Motivation
AI agents are unreliable. The same agent, same prompt, same model can pass on Monday and fail on Wednesday. Research shows LLMs exhibit up to 72% variance across runs, even at temperature=0. Yet the standard practice is to run an agent once, see it work, and ship it.
I built agentrial because I was tired of anecdotes. I wanted confidence intervals.
The Core Insight
Agent evaluation is a statistical problem, not a pass/fail one. A single successful run tells you nothing about production reliability. You need multiple trials, proper statistical tests, and a framework that tracks where failures happen, not just that they happen.
agentrial borrows from clinical trial methodology: run your agent times, compute Wilson confidence intervals on pass rates, and use Fisher's exact test to pinpoint which step in the pipeline is the weak link. No more guessing.
What It Does
The framework wraps around any agent (LangGraph, CrewAI, AutoGen, OpenAI Agents SDK, or custom) and provides:
- Multi-trial execution with configurable parallelism
- Wilson confidence intervals on every metric
- Step-level failure attribution via Fisher exact test: if step 3 fails 40% of the time, you see it
- Real cost tracking across 45+ models with per-test breakdowns
- Drift detection for production: CUSUM, Page-Hinkley, and Kolmogorov-Smirnov detectors catch regressions before users do
- Agent Reliability Score (ARS): a composite metric combining success rate, latency, cost, and consistency
Design Decisions
Local-first, no SaaS. agentrial runs entirely on your machine. No telemetry, no cloud dependency. Tests are defined in YAML or Python, results are stored locally, and everything integrates with CI/CD via GitHub Actions.

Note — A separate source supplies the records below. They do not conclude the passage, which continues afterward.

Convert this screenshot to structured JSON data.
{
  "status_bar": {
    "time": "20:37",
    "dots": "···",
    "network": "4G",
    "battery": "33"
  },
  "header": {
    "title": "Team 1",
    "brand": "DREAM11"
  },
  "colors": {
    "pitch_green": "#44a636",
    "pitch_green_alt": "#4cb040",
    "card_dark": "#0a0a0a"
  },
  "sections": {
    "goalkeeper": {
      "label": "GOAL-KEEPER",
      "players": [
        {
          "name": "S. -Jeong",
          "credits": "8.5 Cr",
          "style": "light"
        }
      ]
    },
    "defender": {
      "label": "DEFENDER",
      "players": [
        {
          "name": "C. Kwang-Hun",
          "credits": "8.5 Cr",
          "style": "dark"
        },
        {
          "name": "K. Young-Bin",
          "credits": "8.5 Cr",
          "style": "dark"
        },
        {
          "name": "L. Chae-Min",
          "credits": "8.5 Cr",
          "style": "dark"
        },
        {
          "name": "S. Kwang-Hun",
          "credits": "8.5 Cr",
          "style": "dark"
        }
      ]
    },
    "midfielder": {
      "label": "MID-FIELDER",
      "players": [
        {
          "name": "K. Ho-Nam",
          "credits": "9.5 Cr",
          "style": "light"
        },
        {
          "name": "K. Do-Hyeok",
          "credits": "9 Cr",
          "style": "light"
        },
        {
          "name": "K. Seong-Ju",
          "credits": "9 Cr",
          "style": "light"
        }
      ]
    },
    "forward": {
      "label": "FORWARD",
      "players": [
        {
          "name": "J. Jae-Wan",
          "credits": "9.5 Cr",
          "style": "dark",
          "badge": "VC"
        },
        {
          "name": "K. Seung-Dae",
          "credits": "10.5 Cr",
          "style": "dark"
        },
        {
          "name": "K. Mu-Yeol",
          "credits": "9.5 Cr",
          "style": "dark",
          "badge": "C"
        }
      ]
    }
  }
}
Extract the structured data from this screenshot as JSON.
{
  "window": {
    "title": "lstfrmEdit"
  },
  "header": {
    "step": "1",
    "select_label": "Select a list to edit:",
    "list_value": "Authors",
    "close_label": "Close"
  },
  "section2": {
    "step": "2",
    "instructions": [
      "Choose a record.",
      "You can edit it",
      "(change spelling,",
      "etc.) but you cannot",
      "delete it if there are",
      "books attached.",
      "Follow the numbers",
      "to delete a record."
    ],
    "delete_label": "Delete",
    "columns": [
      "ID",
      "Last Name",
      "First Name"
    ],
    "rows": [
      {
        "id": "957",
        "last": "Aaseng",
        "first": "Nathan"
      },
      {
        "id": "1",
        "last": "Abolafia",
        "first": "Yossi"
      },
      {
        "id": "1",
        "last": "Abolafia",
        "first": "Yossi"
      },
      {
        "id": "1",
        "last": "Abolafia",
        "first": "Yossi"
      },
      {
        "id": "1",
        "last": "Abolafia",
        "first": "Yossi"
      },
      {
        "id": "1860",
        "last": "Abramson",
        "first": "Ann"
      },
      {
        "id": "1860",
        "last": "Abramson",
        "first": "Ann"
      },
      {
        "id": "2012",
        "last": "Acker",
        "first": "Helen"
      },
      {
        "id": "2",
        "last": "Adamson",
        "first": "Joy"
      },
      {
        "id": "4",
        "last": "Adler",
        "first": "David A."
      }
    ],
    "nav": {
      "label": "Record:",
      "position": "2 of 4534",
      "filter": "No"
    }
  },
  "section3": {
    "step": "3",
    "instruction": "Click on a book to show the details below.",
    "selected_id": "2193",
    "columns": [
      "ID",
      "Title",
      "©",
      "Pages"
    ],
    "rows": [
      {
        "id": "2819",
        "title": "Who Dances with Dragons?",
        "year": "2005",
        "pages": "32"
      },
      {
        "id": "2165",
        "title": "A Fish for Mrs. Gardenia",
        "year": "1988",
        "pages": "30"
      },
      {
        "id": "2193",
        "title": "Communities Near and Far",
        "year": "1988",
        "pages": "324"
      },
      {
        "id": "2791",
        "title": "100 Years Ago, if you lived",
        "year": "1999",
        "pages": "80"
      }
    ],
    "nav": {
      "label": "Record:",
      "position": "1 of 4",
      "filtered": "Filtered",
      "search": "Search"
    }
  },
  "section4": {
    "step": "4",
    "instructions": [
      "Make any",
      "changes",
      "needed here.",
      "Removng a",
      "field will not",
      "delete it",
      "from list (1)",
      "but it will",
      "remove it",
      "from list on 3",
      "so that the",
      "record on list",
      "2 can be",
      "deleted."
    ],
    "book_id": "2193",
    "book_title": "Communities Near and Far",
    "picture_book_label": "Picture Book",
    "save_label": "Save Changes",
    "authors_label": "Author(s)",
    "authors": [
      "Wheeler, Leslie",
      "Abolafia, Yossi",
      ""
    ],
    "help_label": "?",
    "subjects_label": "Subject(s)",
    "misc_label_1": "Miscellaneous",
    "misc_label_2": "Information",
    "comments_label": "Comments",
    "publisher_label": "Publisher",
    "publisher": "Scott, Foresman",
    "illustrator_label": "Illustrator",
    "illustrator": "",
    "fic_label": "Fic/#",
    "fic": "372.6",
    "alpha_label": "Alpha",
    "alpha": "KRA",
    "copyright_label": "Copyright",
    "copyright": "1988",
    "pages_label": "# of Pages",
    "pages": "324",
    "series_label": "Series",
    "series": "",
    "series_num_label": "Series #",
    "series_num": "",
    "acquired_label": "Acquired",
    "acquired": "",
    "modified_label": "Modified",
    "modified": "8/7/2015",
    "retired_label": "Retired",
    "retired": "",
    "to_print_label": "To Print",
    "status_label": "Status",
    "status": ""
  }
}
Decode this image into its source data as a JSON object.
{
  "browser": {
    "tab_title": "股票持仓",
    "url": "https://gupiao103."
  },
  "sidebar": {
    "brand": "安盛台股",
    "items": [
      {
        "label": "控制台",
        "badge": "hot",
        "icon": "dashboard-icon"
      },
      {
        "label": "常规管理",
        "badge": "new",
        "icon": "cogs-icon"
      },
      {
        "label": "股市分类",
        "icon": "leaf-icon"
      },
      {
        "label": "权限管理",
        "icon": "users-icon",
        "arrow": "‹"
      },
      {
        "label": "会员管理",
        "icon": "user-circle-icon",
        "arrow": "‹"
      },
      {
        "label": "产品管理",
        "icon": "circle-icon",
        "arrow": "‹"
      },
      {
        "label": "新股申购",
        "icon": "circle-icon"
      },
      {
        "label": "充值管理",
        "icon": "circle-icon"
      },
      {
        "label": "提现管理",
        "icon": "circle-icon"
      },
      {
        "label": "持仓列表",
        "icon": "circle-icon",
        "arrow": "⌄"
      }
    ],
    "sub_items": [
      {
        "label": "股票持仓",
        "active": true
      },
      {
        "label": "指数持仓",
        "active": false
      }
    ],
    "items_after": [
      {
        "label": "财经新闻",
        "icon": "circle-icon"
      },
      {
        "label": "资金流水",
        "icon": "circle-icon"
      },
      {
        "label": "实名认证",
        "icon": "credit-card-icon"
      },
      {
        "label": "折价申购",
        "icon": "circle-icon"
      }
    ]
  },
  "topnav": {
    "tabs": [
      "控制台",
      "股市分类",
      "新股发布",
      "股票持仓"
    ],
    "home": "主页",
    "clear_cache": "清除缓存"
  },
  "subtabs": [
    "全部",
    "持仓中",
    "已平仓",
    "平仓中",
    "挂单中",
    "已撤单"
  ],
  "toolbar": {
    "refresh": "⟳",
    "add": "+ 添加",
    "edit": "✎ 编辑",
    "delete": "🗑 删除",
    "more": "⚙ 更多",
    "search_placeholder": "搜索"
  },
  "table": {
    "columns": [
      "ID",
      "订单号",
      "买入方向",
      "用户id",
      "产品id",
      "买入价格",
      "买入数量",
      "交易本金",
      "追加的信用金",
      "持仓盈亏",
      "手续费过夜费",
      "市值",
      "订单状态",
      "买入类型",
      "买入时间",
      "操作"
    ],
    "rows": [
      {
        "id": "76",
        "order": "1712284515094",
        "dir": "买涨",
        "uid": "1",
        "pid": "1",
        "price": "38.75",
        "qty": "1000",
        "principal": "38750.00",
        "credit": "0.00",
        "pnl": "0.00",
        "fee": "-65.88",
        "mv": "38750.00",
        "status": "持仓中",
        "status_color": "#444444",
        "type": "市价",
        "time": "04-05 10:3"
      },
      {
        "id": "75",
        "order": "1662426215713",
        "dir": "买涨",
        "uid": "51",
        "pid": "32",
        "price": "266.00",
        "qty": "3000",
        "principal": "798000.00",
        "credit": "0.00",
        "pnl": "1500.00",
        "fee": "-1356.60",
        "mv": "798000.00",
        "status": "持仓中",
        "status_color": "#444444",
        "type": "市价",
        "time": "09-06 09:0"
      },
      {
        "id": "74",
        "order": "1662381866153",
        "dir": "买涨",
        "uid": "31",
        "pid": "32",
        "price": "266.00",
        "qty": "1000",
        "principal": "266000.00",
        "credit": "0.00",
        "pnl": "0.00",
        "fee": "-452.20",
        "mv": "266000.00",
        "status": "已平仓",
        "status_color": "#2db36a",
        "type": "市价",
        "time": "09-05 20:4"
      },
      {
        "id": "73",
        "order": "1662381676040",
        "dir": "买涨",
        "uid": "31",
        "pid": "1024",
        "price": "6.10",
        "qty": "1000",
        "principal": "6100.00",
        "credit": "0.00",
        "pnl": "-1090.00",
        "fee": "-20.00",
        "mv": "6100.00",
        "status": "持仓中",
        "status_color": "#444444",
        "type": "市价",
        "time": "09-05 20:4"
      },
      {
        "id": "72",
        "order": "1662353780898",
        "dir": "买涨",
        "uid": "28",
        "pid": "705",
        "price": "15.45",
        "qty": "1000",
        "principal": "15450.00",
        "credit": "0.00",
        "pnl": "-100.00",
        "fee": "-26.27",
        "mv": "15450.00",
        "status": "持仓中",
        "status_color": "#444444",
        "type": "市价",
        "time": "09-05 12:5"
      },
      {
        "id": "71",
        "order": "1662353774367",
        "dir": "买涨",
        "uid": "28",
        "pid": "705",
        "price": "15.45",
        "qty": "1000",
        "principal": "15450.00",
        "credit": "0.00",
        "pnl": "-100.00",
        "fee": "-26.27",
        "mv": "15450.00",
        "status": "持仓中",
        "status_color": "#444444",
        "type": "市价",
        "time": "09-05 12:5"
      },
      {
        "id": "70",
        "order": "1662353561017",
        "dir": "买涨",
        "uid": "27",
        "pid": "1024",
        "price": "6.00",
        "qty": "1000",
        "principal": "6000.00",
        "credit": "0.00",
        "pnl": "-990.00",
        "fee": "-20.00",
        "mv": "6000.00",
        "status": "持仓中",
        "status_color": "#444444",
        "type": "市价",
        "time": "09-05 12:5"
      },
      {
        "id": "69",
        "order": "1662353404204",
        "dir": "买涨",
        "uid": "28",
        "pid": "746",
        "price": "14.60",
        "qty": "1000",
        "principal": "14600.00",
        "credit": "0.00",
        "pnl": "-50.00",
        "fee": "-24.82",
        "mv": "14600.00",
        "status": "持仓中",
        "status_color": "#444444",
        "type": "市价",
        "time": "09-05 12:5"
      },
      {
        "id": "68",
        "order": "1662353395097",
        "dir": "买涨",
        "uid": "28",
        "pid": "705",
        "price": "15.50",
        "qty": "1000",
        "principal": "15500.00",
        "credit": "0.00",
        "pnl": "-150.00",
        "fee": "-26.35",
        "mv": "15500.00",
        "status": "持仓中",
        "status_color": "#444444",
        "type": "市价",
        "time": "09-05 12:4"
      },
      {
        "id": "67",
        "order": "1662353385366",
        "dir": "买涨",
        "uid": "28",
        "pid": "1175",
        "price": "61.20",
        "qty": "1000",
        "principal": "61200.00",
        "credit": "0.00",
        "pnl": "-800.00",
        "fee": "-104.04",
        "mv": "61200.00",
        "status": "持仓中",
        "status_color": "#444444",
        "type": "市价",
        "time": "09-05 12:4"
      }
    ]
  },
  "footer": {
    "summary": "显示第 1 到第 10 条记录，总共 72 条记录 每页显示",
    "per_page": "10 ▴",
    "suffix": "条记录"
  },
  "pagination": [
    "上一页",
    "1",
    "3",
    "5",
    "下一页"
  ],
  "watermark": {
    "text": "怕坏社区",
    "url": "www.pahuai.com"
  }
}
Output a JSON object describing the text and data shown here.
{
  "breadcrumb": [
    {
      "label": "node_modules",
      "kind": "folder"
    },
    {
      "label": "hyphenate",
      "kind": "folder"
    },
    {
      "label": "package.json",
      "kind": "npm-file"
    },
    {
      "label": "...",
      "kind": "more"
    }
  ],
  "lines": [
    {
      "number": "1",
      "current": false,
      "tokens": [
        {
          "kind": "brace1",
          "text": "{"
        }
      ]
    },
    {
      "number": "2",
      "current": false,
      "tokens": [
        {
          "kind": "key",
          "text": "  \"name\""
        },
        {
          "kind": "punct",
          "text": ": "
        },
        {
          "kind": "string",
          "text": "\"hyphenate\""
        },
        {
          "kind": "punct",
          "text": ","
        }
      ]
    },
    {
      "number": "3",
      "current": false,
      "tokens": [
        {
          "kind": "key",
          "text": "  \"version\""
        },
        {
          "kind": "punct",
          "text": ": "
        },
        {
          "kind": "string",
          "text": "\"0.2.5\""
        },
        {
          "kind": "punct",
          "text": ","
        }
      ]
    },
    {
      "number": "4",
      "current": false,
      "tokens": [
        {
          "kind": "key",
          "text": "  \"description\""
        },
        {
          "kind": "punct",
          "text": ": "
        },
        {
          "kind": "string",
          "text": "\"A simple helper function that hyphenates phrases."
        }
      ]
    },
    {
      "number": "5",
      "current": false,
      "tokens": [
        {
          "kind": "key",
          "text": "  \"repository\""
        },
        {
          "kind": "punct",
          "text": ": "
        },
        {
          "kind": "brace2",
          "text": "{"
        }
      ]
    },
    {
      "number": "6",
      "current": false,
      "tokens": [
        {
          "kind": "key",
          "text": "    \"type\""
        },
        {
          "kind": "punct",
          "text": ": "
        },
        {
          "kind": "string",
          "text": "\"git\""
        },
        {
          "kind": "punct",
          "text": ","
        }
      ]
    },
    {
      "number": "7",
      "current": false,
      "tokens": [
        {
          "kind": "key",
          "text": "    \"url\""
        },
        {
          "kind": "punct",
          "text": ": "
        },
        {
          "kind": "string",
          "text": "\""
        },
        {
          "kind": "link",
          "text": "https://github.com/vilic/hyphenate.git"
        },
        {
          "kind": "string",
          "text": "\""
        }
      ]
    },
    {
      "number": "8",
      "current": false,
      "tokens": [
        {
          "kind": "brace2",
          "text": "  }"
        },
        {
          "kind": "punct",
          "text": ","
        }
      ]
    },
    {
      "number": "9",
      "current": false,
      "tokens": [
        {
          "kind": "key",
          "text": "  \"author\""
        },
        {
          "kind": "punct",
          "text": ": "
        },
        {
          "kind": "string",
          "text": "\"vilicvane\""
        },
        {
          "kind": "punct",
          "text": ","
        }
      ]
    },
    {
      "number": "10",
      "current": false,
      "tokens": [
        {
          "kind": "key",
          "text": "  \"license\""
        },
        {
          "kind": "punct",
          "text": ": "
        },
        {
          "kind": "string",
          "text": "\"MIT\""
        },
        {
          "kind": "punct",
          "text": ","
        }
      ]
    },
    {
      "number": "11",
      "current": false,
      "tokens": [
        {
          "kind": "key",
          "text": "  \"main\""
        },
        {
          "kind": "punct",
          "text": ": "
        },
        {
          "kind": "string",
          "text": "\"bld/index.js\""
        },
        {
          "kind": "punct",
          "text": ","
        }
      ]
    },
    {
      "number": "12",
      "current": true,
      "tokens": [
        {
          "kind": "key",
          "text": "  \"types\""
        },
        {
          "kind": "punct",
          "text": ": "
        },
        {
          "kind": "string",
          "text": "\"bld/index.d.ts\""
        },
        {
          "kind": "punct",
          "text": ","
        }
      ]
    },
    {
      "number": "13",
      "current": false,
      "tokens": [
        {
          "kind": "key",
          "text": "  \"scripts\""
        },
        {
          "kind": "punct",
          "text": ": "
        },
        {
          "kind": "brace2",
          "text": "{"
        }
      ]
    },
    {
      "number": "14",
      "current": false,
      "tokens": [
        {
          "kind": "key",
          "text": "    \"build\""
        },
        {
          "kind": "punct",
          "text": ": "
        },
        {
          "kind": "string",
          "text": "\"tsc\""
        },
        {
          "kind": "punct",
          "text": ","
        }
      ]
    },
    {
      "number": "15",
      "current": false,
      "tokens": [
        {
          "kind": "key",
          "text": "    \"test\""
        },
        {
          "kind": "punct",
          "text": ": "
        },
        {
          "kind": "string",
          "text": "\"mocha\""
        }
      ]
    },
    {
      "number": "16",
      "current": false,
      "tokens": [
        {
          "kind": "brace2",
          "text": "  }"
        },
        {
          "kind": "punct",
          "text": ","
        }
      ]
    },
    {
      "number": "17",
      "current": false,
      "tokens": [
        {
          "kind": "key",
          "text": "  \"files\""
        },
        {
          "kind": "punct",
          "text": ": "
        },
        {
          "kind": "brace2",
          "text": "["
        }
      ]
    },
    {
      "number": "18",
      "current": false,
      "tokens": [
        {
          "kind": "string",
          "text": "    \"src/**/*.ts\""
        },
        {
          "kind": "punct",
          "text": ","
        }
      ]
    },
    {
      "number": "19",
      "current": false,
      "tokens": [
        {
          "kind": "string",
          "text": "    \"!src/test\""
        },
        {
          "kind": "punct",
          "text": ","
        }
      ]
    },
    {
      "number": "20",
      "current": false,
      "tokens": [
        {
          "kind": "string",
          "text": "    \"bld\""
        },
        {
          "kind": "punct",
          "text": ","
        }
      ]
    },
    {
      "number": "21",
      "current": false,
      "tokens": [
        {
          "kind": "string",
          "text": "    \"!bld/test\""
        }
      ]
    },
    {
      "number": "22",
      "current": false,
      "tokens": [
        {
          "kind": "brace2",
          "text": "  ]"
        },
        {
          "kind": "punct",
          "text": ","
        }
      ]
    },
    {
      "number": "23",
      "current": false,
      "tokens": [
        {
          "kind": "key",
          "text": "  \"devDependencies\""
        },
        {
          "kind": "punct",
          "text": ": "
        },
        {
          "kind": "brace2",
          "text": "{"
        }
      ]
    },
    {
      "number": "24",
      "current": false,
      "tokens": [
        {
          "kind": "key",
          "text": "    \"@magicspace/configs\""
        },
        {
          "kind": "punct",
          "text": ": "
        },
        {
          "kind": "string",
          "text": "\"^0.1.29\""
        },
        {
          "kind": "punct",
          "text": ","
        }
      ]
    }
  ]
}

Framework-agnostic. Adapter-based architecture means adding support for a new framework is ~50 lines of code. The 6 built-in adapters cover the majority of the ecosystem.
MCP Security Scanner. As Model Context Protocol tools proliferate, security becomes critical. The built-in scanner analyzes MCP integrations for common vulnerabilities before they reach production.
Impact
The project is published on PyPI as an open-source package with MIT license, 450 passing tests, and a VS Code extension for inline results. The goal is to make "we ran it once and it worked" an unacceptable standard for agent deployment.